Nearly 15 years ago, an idea struck NAU Regent’s Professor Dr. Kiisa Nishikawa that would fundamentally change our understanding of muscle function. Today, that idea has turned into the winding filament hypothesis—a theory that will more accurately demonstrate how muscles work.

Nishikawa and her interdisciplinary team of NAU professors believe this research has numerous implications, including everything from improved prosthetic devices to neuromuscular disease treatment. Nishikawa’s groundbreaking theory has shown so much potential that it has captured the interest of the W.M. Keck Foundation, who recently made a $1 million investment to further explore her hypothesis. 

The titin effect

Nishikawa’s theory supplements the most widely accepted theory used to explain muscle contraction, which dates back to the 1950s. The current sliding filament hypothesis looks at the interaction of two proteins in muscles, actin and myosin; however, Nishikawa explains, this theory can’t predict the force a muscle should produce when interactions with the environment cause it to stretch or shorten.
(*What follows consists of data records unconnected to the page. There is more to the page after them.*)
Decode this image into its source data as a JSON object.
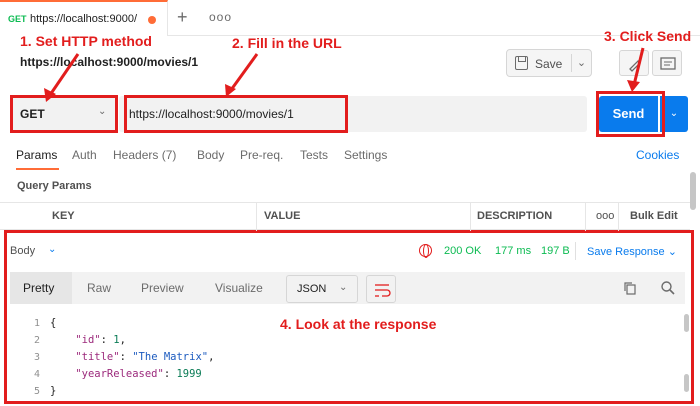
{
  "tab": {
    "method": "GET",
    "title": "https://localhost:9000/",
    "plus": "+",
    "more": "ooo"
  },
  "request": {
    "title": "https://localhost:9000/movies/1",
    "save_label": "Save",
    "method": "GET",
    "url": "https://localhost:9000/movies/1",
    "send_label": "Send"
  },
  "annotations": {
    "step1": "1. Set HTTP method",
    "step2": "2. Fill in the URL",
    "step3": "3. Click Send",
    "step4": "4. Look at the response",
    "color": "#e21d1d"
  },
  "request_tabs": [
    {
      "label": "Params",
      "active": true
    },
    {
      "label": "Auth"
    },
    {
      "label": "Headers (7)"
    },
    {
      "label": "Body"
    },
    {
      "label": "Pre-req."
    },
    {
      "label": "Tests"
    },
    {
      "label": "Settings"
    }
  ],
  "cookies_label": "Cookies",
  "query_params_label": "Query Params",
  "params_table": {
    "headers": [
      "KEY",
      "VALUE",
      "DESCRIPTION"
    ],
    "more": "ooo",
    "bulk_edit": "Bulk Edit"
  },
  "response": {
    "body_label": "Body",
    "status": "200 OK",
    "time": "177 ms",
    "size": "197 B",
    "save_response": "Save Response",
    "view_tabs": [
      "Pretty",
      "Raw",
      "Preview",
      "Visualize"
    ],
    "format": "JSON",
    "line_numbers": [
      "1",
      "2",
      "3",
      "4",
      "5"
    ],
    "json": {
      "id": 1,
      "title": "The Matrix",
      "yearReleased": 1999
    }
  },
  "colors": {
    "accent": "#ff6c37",
    "send": "#097bed",
    "success": "#0cbb52"
  }
}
Nishikawa’s winding filament hypothesis solves this problem by including another protein in the equation: titin. When titin is factored in, muscle force output can be accurately predicted. When this force can be predicted, the fields of medicine, bioengineering, and robotics can be drastically advanced.

The implications

Nishikawa is very optimistic about the uses of her research. One of her team’s primary goals is to create a motor that will make prosthetic devices move more like real limbs.

Current motorized prostheses are controlled by computer algorithms that are more robotic than biological. Nishikawa believes a muscle-like actuator will make it easier for disabled patients to adapt to prosthetic limbs. Additionally, prostheses used to enhance able-bodied people, such as soldiers on a battlefield, will be more intuitive.

“Our brains expect our bodies to be moved by muscles, not by motors, so theoretically the prosthetics will be easier to learn how to use,” Nishikawa explains.

She also believes that a better understanding of muscles could help treat neuromuscular diseases.

“Symptoms of diseases like Parkinson’s are caused by the interaction between the nerve and the muscle,” she says. “If we can better understand what a muscle does when the nerve is activated, then we could also create therapies to alleviate those symptoms.”

The investment

Nishikawa’s groundbreaking research was recognized by the W.M. Keck Foundation, who awarded her a highly prestigious $1 million dollar grant. These grants are endowed to only the most innovative researchers in medicine, science, and engineering—only six institutions received grants in the medical research category in 2014. Nishikawa and her team were honored to be chosen for awards.

The university will benefit from this grant long after Nishikawa has completed her research. The money is being spent on new, state-of-the-art technologies that will advance scientific inquiries at the university, including an atomic force microscope and updates to an electron microscope. Nishikawa believes these technologies will ultimately benefit students by offering expanded research opportunities and attracting more world-class faculty.

“With this new equipment, we’ll support younger faculty and their efforts to perform cutting-edge research with students at NAU,” Nishikawa says. “My research is only the beginning.”